The visceral remembrance of this ordeal, while watching this fine little film in the relative safety of our den, with most of our own children now embroiled in their own family unit conundrum, was "Boyhood's" communicative art. The film helped us strip away the continued pressures to get back to that place of remembrance of our nesting years, and moreover, connected us with our children again, as they struggle now to do their loving best to nurture their beginning broods.
For us, it was the 'circle of life' motif, and we felt that circle as if it was real, as if it was us, not Mason's family. For Mason's family was far different than ours, but that prescient theme, in the visual progression of Director Linklater presenting the world in 165 minutes of runtime, made Mason's family a virtual extension of our own; their struggles, their joys were almost as real as if it were us and our children. That connection is the foundation that made this film work for us, and yet, I can well understand if this film did not work for you. On some level, some folks may need to have had children first, but then again, everyone has been a child once.

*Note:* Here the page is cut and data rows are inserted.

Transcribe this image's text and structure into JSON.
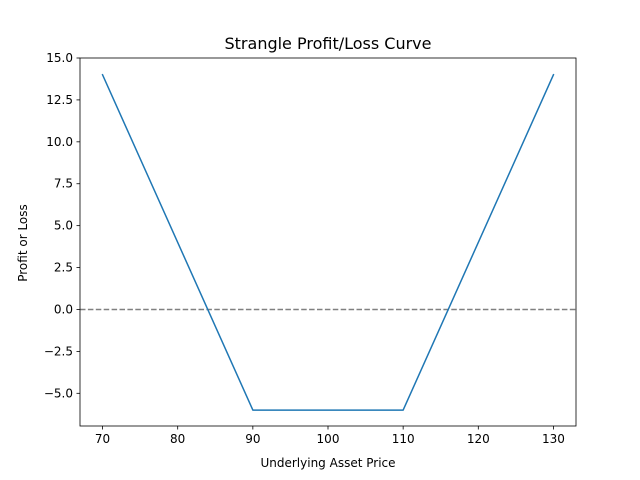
{
  "chart_data": {
    "type": "line",
    "title": "Strangle Profit/Loss Curve",
    "xlabel": "Underlying Asset Price",
    "ylabel": "Profit or Loss",
    "xlim": [
      67,
      133
    ],
    "ylim": [
      -6.95,
      15.0
    ],
    "x_ticks": [
      70,
      80,
      90,
      100,
      110,
      120,
      130
    ],
    "y_ticks": [
      -5.0,
      -2.5,
      0.0,
      2.5,
      5.0,
      7.5,
      10.0,
      12.5,
      15.0
    ],
    "x_tick_labels": [
      "70",
      "80",
      "90",
      "100",
      "110",
      "120",
      "130"
    ],
    "y_tick_labels": [
      "−5.0",
      "−2.5",
      "0.0",
      "2.5",
      "5.0",
      "7.5",
      "10.0",
      "12.5",
      "15.0"
    ],
    "grid": false,
    "legend": "none",
    "series": [
      {
        "color": "#1f77b4",
        "style": "solid",
        "x": [
          70,
          90,
          110,
          130
        ],
        "y": [
          14,
          -6,
          -6,
          14
        ]
      }
    ],
    "reference_lines": [
      {
        "orientation": "horizontal",
        "y": 0,
        "color": "#808080",
        "style": "dashed"
      }
    ]
  }
}
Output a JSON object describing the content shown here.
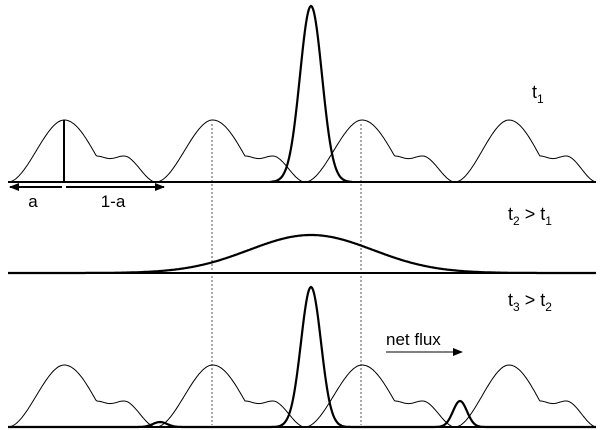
{
  "labels": {
    "t1": {
      "base": "t",
      "sub": "1",
      "rest": ""
    },
    "t2": {
      "base": "t",
      "sub": "2",
      "mid": " > t",
      "sub2": "1"
    },
    "t3": {
      "base": "t",
      "sub": "3",
      "mid": " > t",
      "sub2": "2"
    },
    "a": "a",
    "one_minus_a": "1-a",
    "net_flux": "net flux"
  },
  "colors": {
    "stroke": "#000000",
    "guide": "#555555"
  }
}
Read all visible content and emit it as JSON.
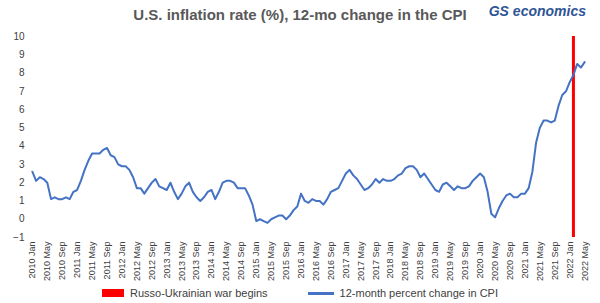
{
  "chart_data": {
    "type": "line",
    "title": "U.S. inflation rate (%), 12-mo change in the CPI",
    "logo": "GS economics",
    "categories": [
      "2010 Jan",
      null,
      null,
      null,
      "2010 May",
      null,
      null,
      null,
      "2010 Sep",
      null,
      null,
      null,
      "2011 Jan",
      null,
      null,
      null,
      "2011 May",
      null,
      null,
      null,
      "2011 Sep",
      null,
      null,
      null,
      "2012 Jan",
      null,
      null,
      null,
      "2012 May",
      null,
      null,
      null,
      "2012 Sep",
      null,
      null,
      null,
      "2013 Jan",
      null,
      null,
      null,
      "2013 May",
      null,
      null,
      null,
      "2013 Sep",
      null,
      null,
      null,
      "2014 Jan",
      null,
      null,
      null,
      "2014 May",
      null,
      null,
      null,
      "2014 Sep",
      null,
      null,
      null,
      "2015 Jan",
      null,
      null,
      null,
      "2015 May",
      null,
      null,
      null,
      "2015 Sep",
      null,
      null,
      null,
      "2016 Jan",
      null,
      null,
      null,
      "2016 May",
      null,
      null,
      null,
      "2016 Sep",
      null,
      null,
      null,
      "2017 Jan",
      null,
      null,
      null,
      "2017 May",
      null,
      null,
      null,
      "2017 Sep",
      null,
      null,
      null,
      "2018 Jan",
      null,
      null,
      null,
      "2018 May",
      null,
      null,
      null,
      "2018 Sep",
      null,
      null,
      null,
      "2019 Jan",
      null,
      null,
      null,
      "2019 May",
      null,
      null,
      null,
      "2019 Sep",
      null,
      null,
      null,
      "2020 Jan",
      null,
      null,
      null,
      "2020 May",
      null,
      null,
      null,
      "2020 Sep",
      null,
      null,
      null,
      "2021 Jan",
      null,
      null,
      null,
      "2021 May",
      null,
      null,
      null,
      "2021 Sep",
      null,
      null,
      null,
      "2022 Jan",
      null,
      null,
      null,
      "2022 May"
    ],
    "series": [
      {
        "name": "12-month percent change in CPI",
        "color": "#4472c4",
        "values": [
          2.6,
          2.1,
          2.3,
          2.2,
          2.0,
          1.1,
          1.2,
          1.1,
          1.1,
          1.2,
          1.1,
          1.5,
          1.6,
          2.1,
          2.7,
          3.2,
          3.6,
          3.6,
          3.6,
          3.8,
          3.9,
          3.5,
          3.4,
          3.0,
          2.9,
          2.9,
          2.7,
          2.3,
          1.7,
          1.7,
          1.4,
          1.7,
          2.0,
          2.2,
          1.8,
          1.7,
          1.6,
          2.0,
          1.5,
          1.1,
          1.4,
          1.8,
          2.0,
          1.5,
          1.2,
          1.0,
          1.2,
          1.5,
          1.6,
          1.1,
          1.5,
          2.0,
          2.1,
          2.1,
          2.0,
          1.7,
          1.7,
          1.7,
          1.3,
          0.8,
          -0.1,
          0.0,
          -0.1,
          -0.2,
          0.0,
          0.1,
          0.2,
          0.2,
          0.0,
          0.2,
          0.5,
          0.7,
          1.4,
          1.0,
          0.9,
          1.1,
          1.0,
          1.0,
          0.8,
          1.1,
          1.5,
          1.6,
          1.7,
          2.1,
          2.5,
          2.7,
          2.4,
          2.2,
          1.9,
          1.6,
          1.7,
          1.9,
          2.2,
          2.0,
          2.2,
          2.1,
          2.1,
          2.2,
          2.4,
          2.5,
          2.8,
          2.9,
          2.9,
          2.7,
          2.3,
          2.5,
          2.2,
          1.9,
          1.6,
          1.5,
          1.9,
          2.0,
          1.8,
          1.6,
          1.8,
          1.7,
          1.7,
          1.8,
          2.1,
          2.3,
          2.5,
          2.3,
          1.5,
          0.3,
          0.1,
          0.6,
          1.0,
          1.3,
          1.4,
          1.2,
          1.2,
          1.4,
          1.4,
          1.7,
          2.6,
          4.2,
          5.0,
          5.4,
          5.4,
          5.3,
          5.4,
          6.2,
          6.8,
          7.0,
          7.5,
          7.9,
          8.5,
          8.3,
          8.6
        ]
      }
    ],
    "vline": {
      "name": "Russo-Ukrainian war begins",
      "color": "#ff0000",
      "at": 145
    },
    "ylim": [
      -1,
      10
    ],
    "yticks": [
      -1,
      0,
      1,
      2,
      3,
      4,
      5,
      6,
      7,
      8,
      9,
      10
    ],
    "grid": false,
    "legend": "bottom"
  }
}
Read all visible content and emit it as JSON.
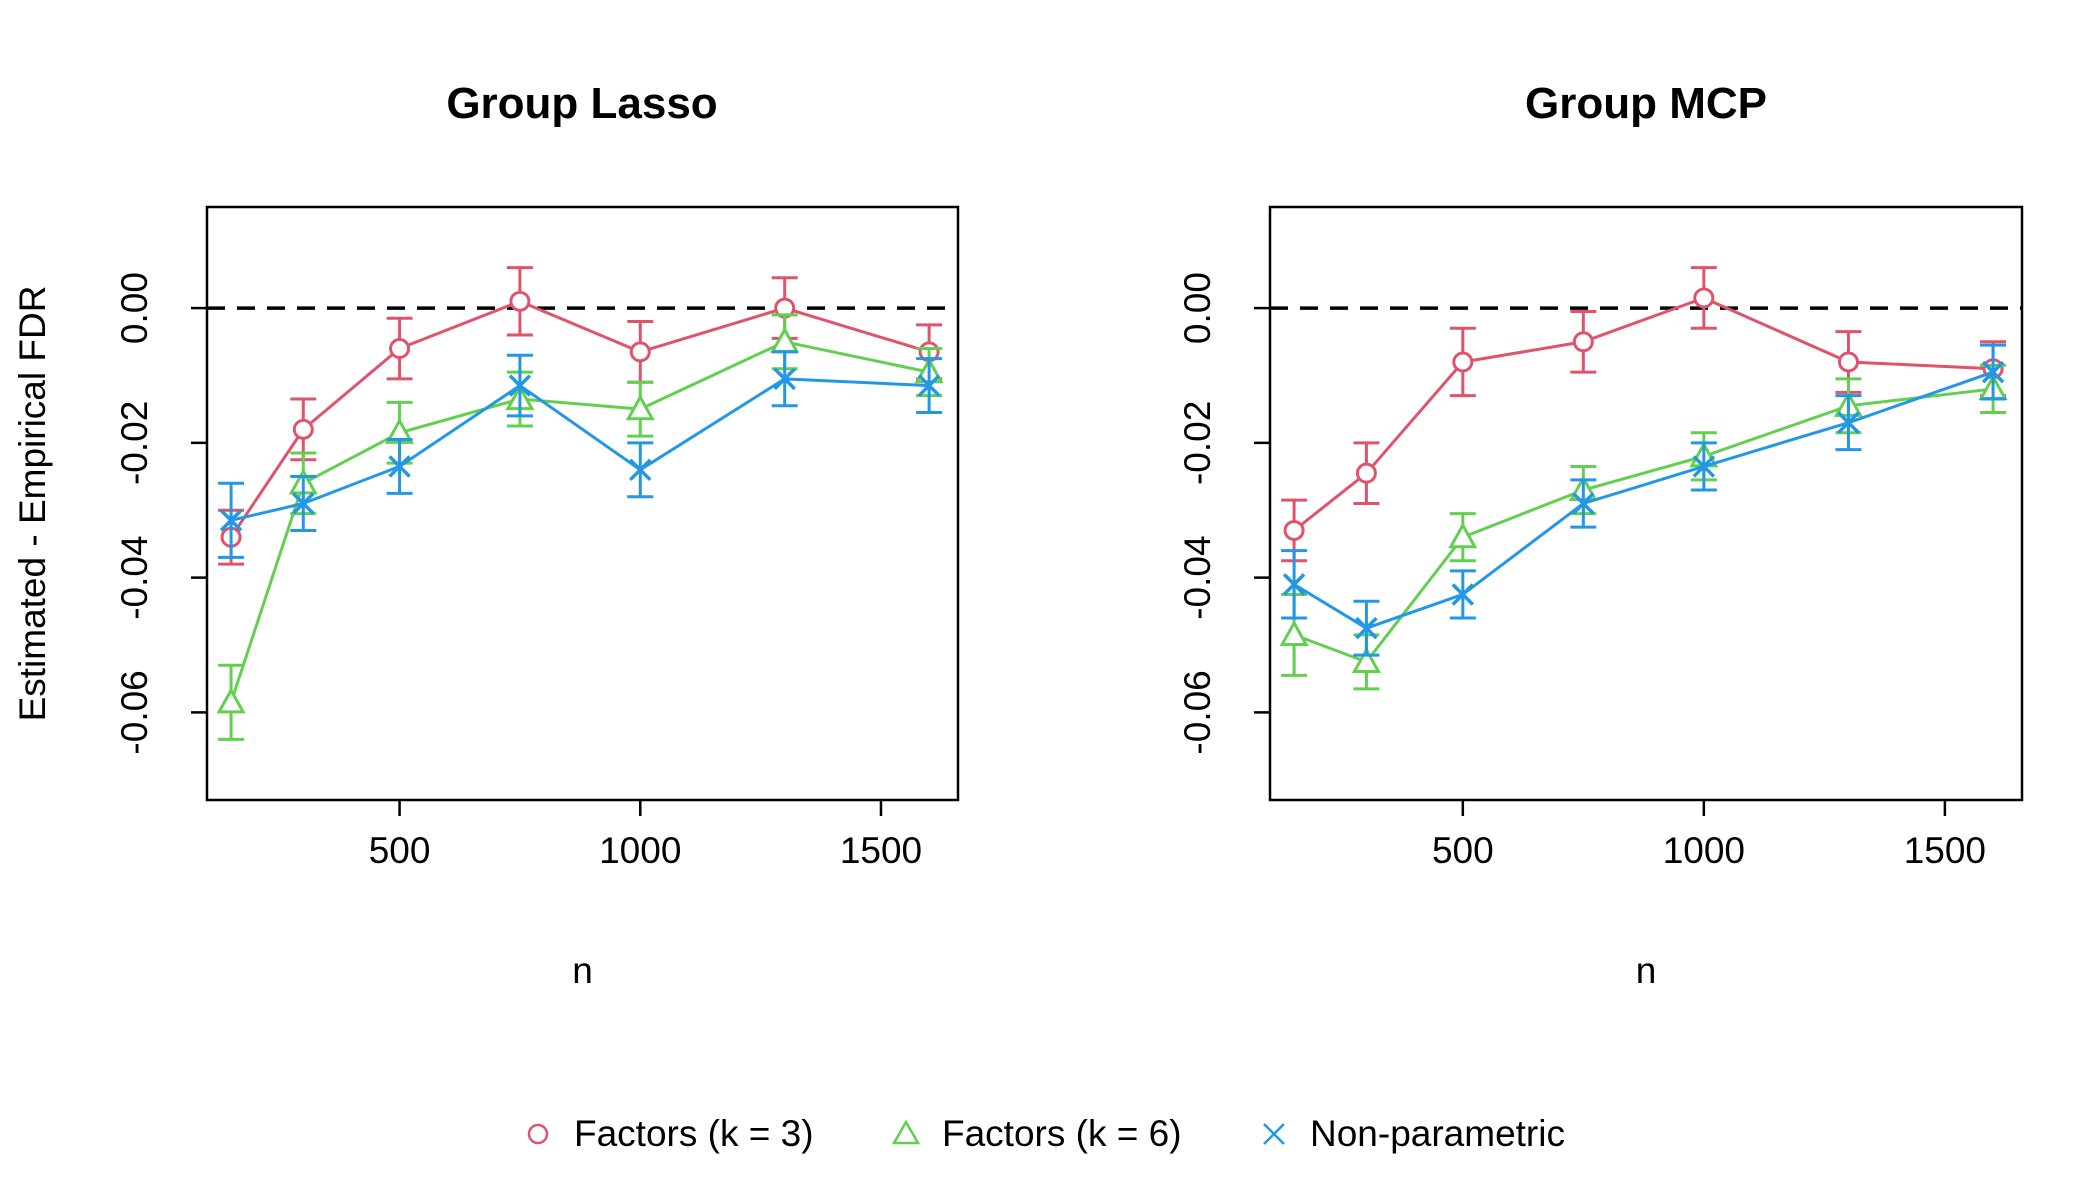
{
  "chart_data": [
    {
      "type": "line",
      "title": "Group Lasso",
      "xlabel": "n",
      "ylabel": "Estimated - Empirical FDR",
      "xlim": [
        100,
        1660
      ],
      "ylim": [
        -0.073,
        0.015
      ],
      "xticks": [
        500,
        1000,
        1500
      ],
      "yticks": [
        0.0,
        -0.02,
        -0.04,
        -0.06
      ],
      "reference_line": 0,
      "x": [
        150,
        300,
        500,
        750,
        1000,
        1300,
        1600
      ],
      "series": [
        {
          "name": "Factors (k = 3)",
          "color": "#DF536B",
          "marker": "circle",
          "values": [
            -0.034,
            -0.018,
            -0.006,
            0.001,
            -0.0065,
            0.0,
            -0.0065
          ],
          "err": [
            0.004,
            0.0045,
            0.0045,
            0.005,
            0.0045,
            0.0045,
            0.004
          ]
        },
        {
          "name": "Factors (k = 6)",
          "color": "#61D04F",
          "marker": "triangle",
          "values": [
            -0.0585,
            -0.026,
            -0.0185,
            -0.0135,
            -0.015,
            -0.005,
            -0.0095
          ],
          "err": [
            0.0055,
            0.0045,
            0.0045,
            0.004,
            0.004,
            0.004,
            0.0035
          ]
        },
        {
          "name": "Non-parametric",
          "color": "#2297E6",
          "marker": "x",
          "values": [
            -0.0315,
            -0.029,
            -0.0235,
            -0.0115,
            -0.024,
            -0.0105,
            -0.0115
          ],
          "err": [
            0.0055,
            0.004,
            0.004,
            0.0045,
            0.004,
            0.004,
            0.004
          ]
        }
      ]
    },
    {
      "type": "line",
      "title": "Group MCP",
      "xlabel": "n",
      "ylabel": "",
      "xlim": [
        100,
        1660
      ],
      "ylim": [
        -0.073,
        0.015
      ],
      "xticks": [
        500,
        1000,
        1500
      ],
      "yticks": [
        0.0,
        -0.02,
        -0.04,
        -0.06
      ],
      "reference_line": 0,
      "x": [
        150,
        300,
        500,
        750,
        1000,
        1300,
        1600
      ],
      "series": [
        {
          "name": "Factors (k = 3)",
          "color": "#DF536B",
          "marker": "circle",
          "values": [
            -0.033,
            -0.0245,
            -0.008,
            -0.005,
            0.0015,
            -0.008,
            -0.009
          ],
          "err": [
            0.0045,
            0.0045,
            0.005,
            0.0045,
            0.0045,
            0.0045,
            0.004
          ]
        },
        {
          "name": "Factors (k = 6)",
          "color": "#61D04F",
          "marker": "triangle",
          "values": [
            -0.0485,
            -0.0525,
            -0.034,
            -0.027,
            -0.022,
            -0.0145,
            -0.012
          ],
          "err": [
            0.006,
            0.004,
            0.0035,
            0.0035,
            0.0035,
            0.004,
            0.0035
          ]
        },
        {
          "name": "Non-parametric",
          "color": "#2297E6",
          "marker": "x",
          "values": [
            -0.041,
            -0.0475,
            -0.0425,
            -0.029,
            -0.0235,
            -0.017,
            -0.0095
          ],
          "err": [
            0.005,
            0.004,
            0.0035,
            0.0035,
            0.0035,
            0.004,
            0.004
          ]
        }
      ]
    }
  ],
  "legend": {
    "placement": "bottom-center",
    "items": [
      {
        "label": "Factors (k = 3)",
        "color": "#DF536B",
        "marker": "circle"
      },
      {
        "label": "Factors (k = 6)",
        "color": "#61D04F",
        "marker": "triangle"
      },
      {
        "label": "Non-parametric",
        "color": "#2297E6",
        "marker": "x"
      }
    ]
  }
}
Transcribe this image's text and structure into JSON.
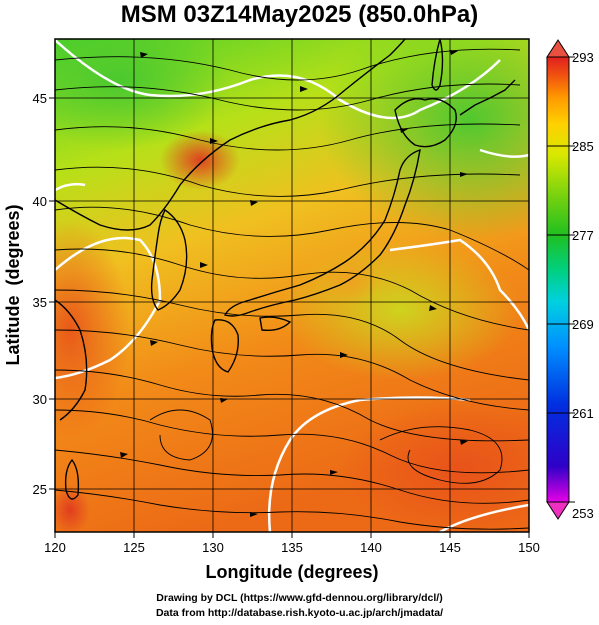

And that may be an important component of this film; it was a kid film, and definitely an adult film simultaneously. It was also a well acted film, where all the actors - some for the first time - just endeavored to keep it real. There is, however, one other arguable factor to this film: It is a very successful film - critically and at the box office. While the film has received critical high praise - multiple nominations and awards - it also did well at the box office. In theatrical release this small 'indie' film made 44 million dollars, and while that does not sound like a huge sum, the film only cost 4 million to make. You do the math.
The movie did well. The formula of the progression of actor's ages intertwine into the fabric of the family unit was an immense success, possibly greater than anyone expected, even the participants. The greatest form of flattery, for this innovative technique, will be if multitudes of film story creators engage this gimmick in an upcoming project. Time will tell, but a small warning here, something is only original once. "Boyhood" is that original art that succeeded and regardless of its critical praise, of its many nominations and some awards, the film will be remembered.
Rated R. Released on DVD January 6, 2015.